Children and adolescents living in emergencies and protracted crises face immense adversity and stress. Meeting the needs of the whole child requires a sea change way of working.
The Sustainable Development Goals and The Agenda for Humanity set the stage for the humanitarian ecosystem to chart a new path forward to ensure that education in emergencies and protracted crises programming creates safe, protective environments that promote the wellbeing and healthy development of all girls, boys and adolescents via relevant, quality, holistic education.
MHPSS can – and should – be an integrated part of the learning experience to help children and adolescents cope and heal from stress and adversity. Education, gender-based violence, child protection and health actors must work collaboratively via joint programming and coordination through existing networks to ensure that mental health and wellbeing is protected and promoted in education response.
MHPSS is part and parcel of quality education and a key input to holistic learning outcomes. For ECW’s operational purposes, MHPSS in education in emergencies and protracted crises is defined as interventions and approaches in formal and nonformal education settings that promote and protect the wellbeing and holistic learning outcomes of all children – including the most marginalized and hard-to-reach girls, boys and adolescents.
ECW views MHPSS as being within the scope of the education sector and urges education actors to consider the wellbeing of girls, boys and adolescents in every aspect of the learning experience. This commitment has led to ECW taking a strong stance: school-based MHPSS is a required component in every ECW country investment. MHPSS interventions and activities in ECW-funded programmes aim to be structured, goal-oriented, evidence-informed and locally-driven.
School-based MHPSS should provide a high degree of guidance and structure. Facilitators and teachers need clear instructions and comprehensive training and support to run effective activities that are safe and provide children and adolescents with engaging learning opportunities to practice new skills, build confidence and learn specific social emotional competencies.
MHPSS interventions are measured at the outcome level, as opposed to output. MHPSS progress is measured by development of socio-emotional skills and behavioral change – as opposed to counting the number of children or teachers “reached”.
The rationale for selected approaches should be informed by evidence. For example, stress reduction activities and adapted skills-based cognitive behavioral activities have some level of evidence supporting their use in crisis contexts and can be adapted for use in ECW-funded investments. Similarly, research has revealed that one-off unstructured activities may have less impact on the wellbeing of girls, boys and adolescents.
Interventions, teaching methods and curriculum should in no way expose children and adolescents to potential harm. Further, beyond “doing no harm”, the intervention should provide a “value add” and do good – offering girls, boys and adolescents new skills, tools and experiences to better cope with and navigate life’s inevitable challenges.

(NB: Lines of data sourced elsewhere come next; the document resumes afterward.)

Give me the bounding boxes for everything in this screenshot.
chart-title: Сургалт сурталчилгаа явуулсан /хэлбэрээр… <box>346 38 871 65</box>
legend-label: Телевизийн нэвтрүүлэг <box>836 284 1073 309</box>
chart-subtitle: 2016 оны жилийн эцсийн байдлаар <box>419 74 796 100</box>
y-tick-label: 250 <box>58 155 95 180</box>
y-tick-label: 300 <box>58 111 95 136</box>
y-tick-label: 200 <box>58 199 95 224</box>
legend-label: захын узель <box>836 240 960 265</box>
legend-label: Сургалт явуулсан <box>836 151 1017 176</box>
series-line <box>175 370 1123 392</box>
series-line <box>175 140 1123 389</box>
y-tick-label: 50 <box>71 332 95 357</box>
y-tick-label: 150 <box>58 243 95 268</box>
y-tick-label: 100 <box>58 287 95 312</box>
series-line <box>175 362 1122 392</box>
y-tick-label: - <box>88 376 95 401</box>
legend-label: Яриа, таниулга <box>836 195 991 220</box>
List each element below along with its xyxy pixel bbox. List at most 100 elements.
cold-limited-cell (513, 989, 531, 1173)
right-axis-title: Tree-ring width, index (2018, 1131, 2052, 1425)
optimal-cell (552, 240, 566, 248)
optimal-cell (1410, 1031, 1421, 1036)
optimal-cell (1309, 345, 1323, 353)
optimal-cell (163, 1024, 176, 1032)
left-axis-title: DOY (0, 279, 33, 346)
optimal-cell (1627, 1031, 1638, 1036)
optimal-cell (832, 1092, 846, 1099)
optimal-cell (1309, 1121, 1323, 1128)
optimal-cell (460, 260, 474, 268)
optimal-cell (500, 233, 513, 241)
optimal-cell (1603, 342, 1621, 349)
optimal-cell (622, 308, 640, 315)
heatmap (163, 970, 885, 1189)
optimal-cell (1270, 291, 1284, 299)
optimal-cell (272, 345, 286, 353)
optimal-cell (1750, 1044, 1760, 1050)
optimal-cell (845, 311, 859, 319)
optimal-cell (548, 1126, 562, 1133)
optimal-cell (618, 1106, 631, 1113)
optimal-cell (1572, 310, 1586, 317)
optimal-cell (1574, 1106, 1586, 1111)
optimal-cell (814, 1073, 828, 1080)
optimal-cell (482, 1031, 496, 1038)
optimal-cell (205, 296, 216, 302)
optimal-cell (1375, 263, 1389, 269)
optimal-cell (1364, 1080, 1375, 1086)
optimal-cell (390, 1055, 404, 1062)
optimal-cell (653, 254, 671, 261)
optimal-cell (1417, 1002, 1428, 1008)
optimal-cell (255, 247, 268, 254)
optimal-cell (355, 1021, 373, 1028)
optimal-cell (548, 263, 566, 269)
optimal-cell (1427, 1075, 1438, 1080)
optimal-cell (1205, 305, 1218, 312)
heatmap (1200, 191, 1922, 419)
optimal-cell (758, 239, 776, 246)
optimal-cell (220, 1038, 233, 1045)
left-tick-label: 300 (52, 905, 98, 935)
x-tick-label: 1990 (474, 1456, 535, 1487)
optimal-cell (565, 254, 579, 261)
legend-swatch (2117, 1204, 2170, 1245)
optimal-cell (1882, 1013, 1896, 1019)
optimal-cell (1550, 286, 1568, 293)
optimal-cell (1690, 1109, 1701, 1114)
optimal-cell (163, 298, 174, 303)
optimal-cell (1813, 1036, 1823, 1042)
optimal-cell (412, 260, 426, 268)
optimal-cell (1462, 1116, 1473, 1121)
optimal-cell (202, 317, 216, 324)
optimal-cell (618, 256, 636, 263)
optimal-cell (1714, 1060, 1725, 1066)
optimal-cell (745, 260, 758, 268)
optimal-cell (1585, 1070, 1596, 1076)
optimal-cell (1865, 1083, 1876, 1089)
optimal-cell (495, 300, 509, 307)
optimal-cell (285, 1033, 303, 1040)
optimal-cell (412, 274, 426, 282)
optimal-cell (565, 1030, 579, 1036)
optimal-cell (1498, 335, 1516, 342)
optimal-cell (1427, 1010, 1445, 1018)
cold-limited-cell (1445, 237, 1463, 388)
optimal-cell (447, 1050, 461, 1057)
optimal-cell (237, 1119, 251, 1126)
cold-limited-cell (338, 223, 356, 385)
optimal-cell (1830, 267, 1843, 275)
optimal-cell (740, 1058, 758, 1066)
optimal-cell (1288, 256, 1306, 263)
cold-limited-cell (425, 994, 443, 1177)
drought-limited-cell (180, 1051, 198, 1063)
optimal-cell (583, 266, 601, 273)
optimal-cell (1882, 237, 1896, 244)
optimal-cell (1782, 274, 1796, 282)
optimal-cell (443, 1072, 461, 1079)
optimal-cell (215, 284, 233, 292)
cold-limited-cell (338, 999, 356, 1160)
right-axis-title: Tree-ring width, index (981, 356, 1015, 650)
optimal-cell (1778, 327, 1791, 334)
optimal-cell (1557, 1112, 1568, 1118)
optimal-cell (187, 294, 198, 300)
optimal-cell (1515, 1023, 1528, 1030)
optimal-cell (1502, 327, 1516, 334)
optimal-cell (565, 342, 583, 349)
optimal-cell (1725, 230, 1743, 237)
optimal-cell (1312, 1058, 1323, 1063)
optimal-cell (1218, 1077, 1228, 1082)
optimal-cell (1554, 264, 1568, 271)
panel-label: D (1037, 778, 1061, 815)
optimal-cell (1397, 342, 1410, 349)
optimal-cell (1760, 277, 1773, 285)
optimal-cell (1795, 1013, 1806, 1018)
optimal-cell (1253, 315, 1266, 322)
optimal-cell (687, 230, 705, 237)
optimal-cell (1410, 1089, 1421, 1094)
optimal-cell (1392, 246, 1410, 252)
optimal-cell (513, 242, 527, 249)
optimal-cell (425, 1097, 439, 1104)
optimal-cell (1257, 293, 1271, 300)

MHPSS interventions should be crafted for – or highly adapted for – use in the specific context, with the genuine participation of and/or co-creation by the target audience. The approach should be aligned with The Grand Bargain and local concepts of wellbeing and healing. The selected interventions should also build on and empower local MHPSS capacities and resources and strengthen existing pathways for accessing targeted, specialized supports. Children and adolescents living in ECW-supported contexts are a diverse group. Their MHPSS needs, and the strategies to address them, should be informed by gender, age, disability, risk and protective factors.